30 nov 2021

Comparing methods with a new sample set (soil)

I did develop calibrations for soil texture with the three methods I use (LOCAL , PLS and ANN) with more than 2000 samples and I have a new set of samples to test them (samples scanned after the calibration development). The idea is to check which one performs better.

First as usual I look to the spectra and found that some of the new samples seems to have gypsum, so I mark these samples as spectra outliers, but I validate the results anyway, because the idea is to see  those sample marked (red cross) in the XY validation plot.


Now for the Silt parameter, I plot the validation set predicted vs. the reference values :

                                             SILT validation XY plots


The samples which seems to have gypsum seems to be well extrapolated with the PLS calibration, and not with the ANN. The LOCAL calibration did not found similar samples in the database and does not give predictions except for one of the samples.

Gypsum can be found on the three texture options, more in the clay fraction but in some areas  gypsum silt soils can be found and this could be the case. 

This samples are very good to extend the variability of the database and a good way to check how the calibrations work with extreme samples. When the database has a better distribution the ANN and LOCAL will perform better predicting these samples.



23 nov 2021

Gypsum soil spectra

NIR Soil spectra can have different shapes and bands. Normally when working with soil spectra we can identify the band associated with clay, carbonates, organic matter,... This time when looking to a soil spectra database I found some different shapes that ddid not interfere with other bands so they must be easily identified when consulting bibliography. These bands are for soil with high gypsum content.

In the figure there are high gypsum soils merged with other different type of soil spectra. See the triple band shape in the 1400 to 1550 nm area and the peak at 1748 nm with a clear band where the other soils did not absorb.








19 nov 2021

Modelling complex spectral data (soil) with the resemble package (X)

Let´s continue with the vignette: " Modelling complex spectral data with the resemble package (Leonardo Ramirez-Lopez and Alexandre M.J.-C. Wadoux) 

All along the tutorial we have seen how to measure the distance of a spectrum in a orthogonal space to all the spectra of a certain training sample set. There are different kind of distances, but usually in the orthogonally space I use the Mahalanobis distance, but you can use others like the Euclidian for example. We just have to select the distance method we want when calculating dissimilarities.

Indeed the a distance we can calculate the correlation "R" of one sample versus all the samples in the training set. For this we use the spectrum (all the wavelengths we select) with or without math treatments. Normally we apply some math treatments to remove the scatter or to increase the resolution of the overlapped bands.

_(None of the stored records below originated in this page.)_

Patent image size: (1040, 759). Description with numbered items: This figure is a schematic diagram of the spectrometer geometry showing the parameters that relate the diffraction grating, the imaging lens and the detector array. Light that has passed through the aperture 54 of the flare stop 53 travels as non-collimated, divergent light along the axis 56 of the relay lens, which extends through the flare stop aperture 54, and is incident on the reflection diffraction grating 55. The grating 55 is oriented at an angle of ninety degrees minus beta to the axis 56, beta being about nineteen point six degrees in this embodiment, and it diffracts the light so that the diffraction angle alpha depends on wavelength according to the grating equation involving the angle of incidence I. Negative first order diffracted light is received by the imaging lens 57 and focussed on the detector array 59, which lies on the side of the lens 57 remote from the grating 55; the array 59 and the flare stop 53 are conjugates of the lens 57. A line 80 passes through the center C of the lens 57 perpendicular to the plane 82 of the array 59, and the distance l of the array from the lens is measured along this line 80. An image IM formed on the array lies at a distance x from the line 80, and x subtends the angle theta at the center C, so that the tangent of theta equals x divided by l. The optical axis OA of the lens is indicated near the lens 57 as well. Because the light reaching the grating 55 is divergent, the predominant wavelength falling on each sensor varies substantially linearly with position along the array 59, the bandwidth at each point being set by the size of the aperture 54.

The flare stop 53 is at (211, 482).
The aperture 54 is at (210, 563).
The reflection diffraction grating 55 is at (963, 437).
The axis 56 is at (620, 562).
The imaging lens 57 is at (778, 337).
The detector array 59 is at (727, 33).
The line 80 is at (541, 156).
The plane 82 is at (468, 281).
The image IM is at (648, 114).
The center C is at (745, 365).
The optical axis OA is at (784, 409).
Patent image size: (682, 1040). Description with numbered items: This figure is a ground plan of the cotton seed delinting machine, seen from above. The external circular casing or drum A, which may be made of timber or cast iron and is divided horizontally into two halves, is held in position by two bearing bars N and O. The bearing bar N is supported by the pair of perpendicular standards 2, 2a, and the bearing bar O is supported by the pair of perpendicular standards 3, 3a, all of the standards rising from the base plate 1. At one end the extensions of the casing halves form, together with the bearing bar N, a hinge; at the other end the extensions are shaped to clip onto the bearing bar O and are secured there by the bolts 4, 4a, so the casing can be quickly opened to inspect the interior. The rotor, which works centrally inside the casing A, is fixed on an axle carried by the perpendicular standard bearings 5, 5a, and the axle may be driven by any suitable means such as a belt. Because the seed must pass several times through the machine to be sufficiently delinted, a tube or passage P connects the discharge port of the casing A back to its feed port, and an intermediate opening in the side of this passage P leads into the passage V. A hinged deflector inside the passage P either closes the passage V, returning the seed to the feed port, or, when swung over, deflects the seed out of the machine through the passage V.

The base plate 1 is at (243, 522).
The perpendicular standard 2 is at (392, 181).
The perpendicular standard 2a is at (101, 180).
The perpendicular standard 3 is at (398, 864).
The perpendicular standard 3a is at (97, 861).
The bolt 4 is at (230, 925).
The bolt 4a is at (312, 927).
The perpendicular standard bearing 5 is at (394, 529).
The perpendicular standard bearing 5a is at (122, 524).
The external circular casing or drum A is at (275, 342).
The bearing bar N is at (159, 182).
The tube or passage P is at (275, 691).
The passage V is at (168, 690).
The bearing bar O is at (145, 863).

Other approach is to select a certain number of samples (for example from 100) but this way we select the 100 closer to the new sample but some of them can be far enough to be a different sample in composition and not good enough to create a custom calibration to predict accurately this new sample. Other approach is to select between a range of samples (for example 100 and 200), and apart from that the sample selected must confirm the requisite to be below a certain distance value (threshold) or over in the case of correlation. With the selected samples we can develop a regression (PLS) to predict the new sample. In the case not enough samples are found, we won´t get any result.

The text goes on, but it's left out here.